How the system is supposed to work
Former Luzerne County Judge Mark A. Ciavarella's campaign to pose himself as a victim ran into another major obstacle Thursday, when a three-judge panel of the U.S. Third Circuit of Appeals rejected his appeal of his 28-year federal prison term.
The federal appellate court is in Philadelphia, but light years distant from the kangaroo court conducted by Mr. Ciavarella when he trampled the constitutional rights of thousands of juveniles who appeared before him in Luzerne County Court. He and former Judge Michael T. Conahan, who is serving a 17-year federal sentence, received more than $2 million in kickbacks from developers of privately operated juvenile detention centers. The case came to be known as "kids for cash."
Mr. Ciavarella bristled at the shorthand, contending that there was no quid pro quo in his conveyor belt of detention orders.
Sadly for him, his own denials led directly to his long sentence. U.S. District Judge Edwin M. Kosik, of the U.S. District Court in Scranton, rejected Mr. Ciavarella's plea agreement, which included a sentence just over one-quarter as long as he ultimately received, partially because Mr.

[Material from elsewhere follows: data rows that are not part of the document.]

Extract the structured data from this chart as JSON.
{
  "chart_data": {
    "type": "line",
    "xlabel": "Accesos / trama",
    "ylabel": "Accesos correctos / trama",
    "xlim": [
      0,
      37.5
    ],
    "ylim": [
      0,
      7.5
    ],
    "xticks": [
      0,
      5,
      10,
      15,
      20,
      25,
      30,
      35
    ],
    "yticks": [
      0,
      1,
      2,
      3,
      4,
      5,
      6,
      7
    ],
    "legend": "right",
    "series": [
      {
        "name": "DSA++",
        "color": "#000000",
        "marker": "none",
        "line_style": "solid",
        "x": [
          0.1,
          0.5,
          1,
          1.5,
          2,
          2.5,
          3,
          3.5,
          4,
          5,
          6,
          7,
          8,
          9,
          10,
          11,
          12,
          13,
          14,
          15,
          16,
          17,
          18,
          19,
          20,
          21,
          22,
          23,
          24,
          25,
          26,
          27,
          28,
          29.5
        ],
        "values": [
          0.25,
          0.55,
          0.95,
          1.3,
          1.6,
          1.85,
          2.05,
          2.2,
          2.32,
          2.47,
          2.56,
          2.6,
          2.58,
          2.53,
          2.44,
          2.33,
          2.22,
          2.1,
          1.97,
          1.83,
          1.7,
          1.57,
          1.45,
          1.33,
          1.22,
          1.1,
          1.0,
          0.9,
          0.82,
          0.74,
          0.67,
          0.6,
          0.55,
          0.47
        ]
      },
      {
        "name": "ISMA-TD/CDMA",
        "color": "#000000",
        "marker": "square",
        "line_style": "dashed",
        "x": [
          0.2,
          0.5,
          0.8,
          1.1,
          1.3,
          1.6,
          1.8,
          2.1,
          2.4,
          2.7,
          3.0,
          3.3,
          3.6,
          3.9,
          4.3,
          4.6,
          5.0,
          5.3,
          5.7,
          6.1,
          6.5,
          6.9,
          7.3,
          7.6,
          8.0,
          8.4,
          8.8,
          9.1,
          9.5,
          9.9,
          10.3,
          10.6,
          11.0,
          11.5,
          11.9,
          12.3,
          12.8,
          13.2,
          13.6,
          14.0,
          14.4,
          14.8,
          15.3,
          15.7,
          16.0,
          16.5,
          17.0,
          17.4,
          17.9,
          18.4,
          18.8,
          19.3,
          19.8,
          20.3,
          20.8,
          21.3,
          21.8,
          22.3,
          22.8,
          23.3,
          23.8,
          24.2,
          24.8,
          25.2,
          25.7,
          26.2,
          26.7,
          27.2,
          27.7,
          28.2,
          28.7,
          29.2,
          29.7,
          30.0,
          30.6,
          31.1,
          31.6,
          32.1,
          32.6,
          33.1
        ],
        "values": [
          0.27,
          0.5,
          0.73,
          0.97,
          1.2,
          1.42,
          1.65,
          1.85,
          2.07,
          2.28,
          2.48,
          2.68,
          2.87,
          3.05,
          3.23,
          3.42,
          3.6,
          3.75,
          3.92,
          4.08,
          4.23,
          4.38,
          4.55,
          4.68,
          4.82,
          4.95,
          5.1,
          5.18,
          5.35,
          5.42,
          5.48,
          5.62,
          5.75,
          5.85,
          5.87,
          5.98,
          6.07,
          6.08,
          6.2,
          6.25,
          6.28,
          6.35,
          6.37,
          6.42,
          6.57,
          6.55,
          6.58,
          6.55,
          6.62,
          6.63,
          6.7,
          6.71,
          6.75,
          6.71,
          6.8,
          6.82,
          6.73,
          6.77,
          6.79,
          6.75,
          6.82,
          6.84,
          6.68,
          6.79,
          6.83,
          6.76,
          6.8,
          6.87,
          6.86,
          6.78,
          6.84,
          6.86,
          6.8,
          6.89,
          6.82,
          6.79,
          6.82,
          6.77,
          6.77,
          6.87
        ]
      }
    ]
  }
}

Ciavarella refused to take responsibility.
In his appeal, Mr. Ciavarella contended that Judge Kosik was biased for the prosecution, but the appellate judges disagreed. They agreed that Judge Kosik should not have personally answered seven letters he had received about the case, but said that the content of the letters did not forfeit his impartiality.
The principal contrast between Mr. Ciavarella's journey through the federal justice system, and that which he inflicted upon children in his courtroom, is that he received fair hearings every step of the way, with the assistance of counsel and public scrutiny of the prosecution's case.
His circumstances spring from how the system is supposed to work.